垂直農場のコイン・トス

──平成0x29A年04月26日 21:50

第十三農業ブロック、通称「緑の塔」の三百四十階。気密ガラスの向こうには、東京湾岸の黒い海と、点滅する航空障害灯の群れが広がっている。
時刻は二十一時五十分。俺、三田村カイは、出荷用パレットの前で立ち尽くしていた。目の前には、遺伝子調整された高級キャベツ「翠玉(すいぎょく)」が満載されているはずだが、ゲートが開かない。

「警告。出荷コンテナの署名ハッシュが不一致です」

耳元のインカムから、抑揚のない合成音声が響く。俺の相棒である祖父のエージェント・三田村ゲン(享年七十二)は、あいにく定期倫理検査でドック入り中だ。代わりに割り当てられたのは、この代理エージェント「Type-Standard」。通称、シロ。融通が利かないことにかけては、かつての役所の窓口以上だ。

「シロ、再計算しろ。中身は間違いない」
「否定します。党ドクトリン第82条に基づき、例外処理には現場作業員によるブロックチェーン投票が必要です」

俺は舌打ちをして、隣で欠伸をしている同僚のボブに合図を送る。俺たちは手首の端末をかざし、空中に浮かぶARウィンドウで「承認」をタップした。分散型台帳に俺たちの合意が刻まれる。大層な仕組みだが、やっていることはただのドア開けだ。
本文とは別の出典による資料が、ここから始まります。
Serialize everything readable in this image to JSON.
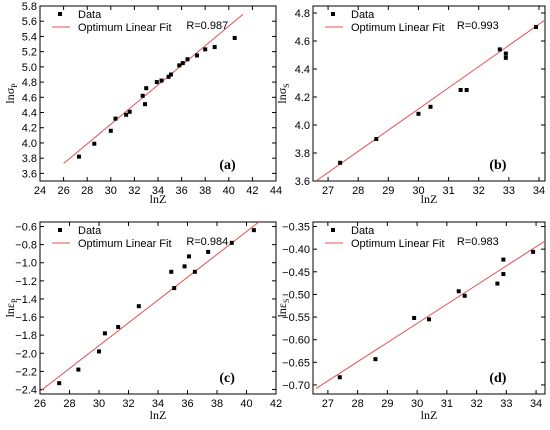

「投票により承認されました。これより、物理トークンによる解錠プロセスへ移行します」
「物理トークン? なんだそれは」

シロが一拍置いて、翻訳データベースを検索するような間を作った。

「該当語彙を変換……『ゲームセンターのメダル』を投入してください」

俺とボブは顔を見合わせた。高層農業プラントの最新鋭物流システムが、何を求めているんだ?
「誤訳だろ、シロ。電子鍵のことか?」
「いいえ。形状定義データと一致します。直径二十五ミリ、真鍮およびニッケル合金。投入口はあちらです」

シロがARで指し示したのは、コンテナ制御盤の脇にある、古びた金属のスリットだった。塗装が剥げ、マジックで『1PLAY 100YEN』と微かに書かれている跡がある。どう見ても、リサイクル部材の流用だ。平成エミュレーションのために、過去の遺物を無理やりシステムに組み込んだ弊害だろう。

「持ってねえよ、そんなもん」
「休憩室の引き出しに、先代の管理人が残した『記念硬貨』があります」

シロの指示に従い、俺は埃っぽい休憩室からジャラジャラと重たい袋を持ってきた。中には、かつてのアミューズメント施設で使われていたと思しき、安っぽい銀色のメダルが大量に入っている。
半信半疑で、スリットに一枚投入した。

チャリン、という間の抜けた音が響く。

『CREDIT 01』

制御盤の液晶にドット文字が浮かんだ。ゲートのロックが重々しい音を立てて外れ、キャベツのコンテナが動き出す。俺たちは脱力してその場に座り込んだ。

「処理完了。納品伝票を出力します」

シロが事務的に告げると、フロアの隅に設置された「サンクス・マート」のロゴが入ったマルチコピー機が唸りを上げ始めた。ウィーン、ガシャン。排出されたのは、温かいA4用紙が一枚。本来は電子データで済むはずだが、この物理トークン認証を通すと、なぜか紙での控えが必須になるらしい。
俺がその紙を取りに行くと、背後で再びチャリン、チャリン、と音がした。

「なんだ?」
「あ、カイ! 見ろよこれ!」

ボブが指差す先、制御盤の下にある返却口から、メダルが滝のように溢れ出していた。

「……シロ、これは何だ」
「定義ファイルの再解釈結果です。ブロックチェーン投票による合意形成の報酬として、規定の『ジャックポット』が適用されました」

床に散らばる大量のメダル。キャベツの緑と、メダルの銀色。俺は呆れて言葉も出ない。
「これ、何に使えんだよ」
「当プラント内の自販機、または次回の解錠プロセスに使用可能です」

俺はため息をつきながら、床のメダルを拾い上げた。指先に残る鉄の臭い。三百年前の人々は、こんな重たいものを必死に集めて、何と戦っていたのだろうか。
コピー機の排熱ファンの音だけが、夜の静寂に響いていた。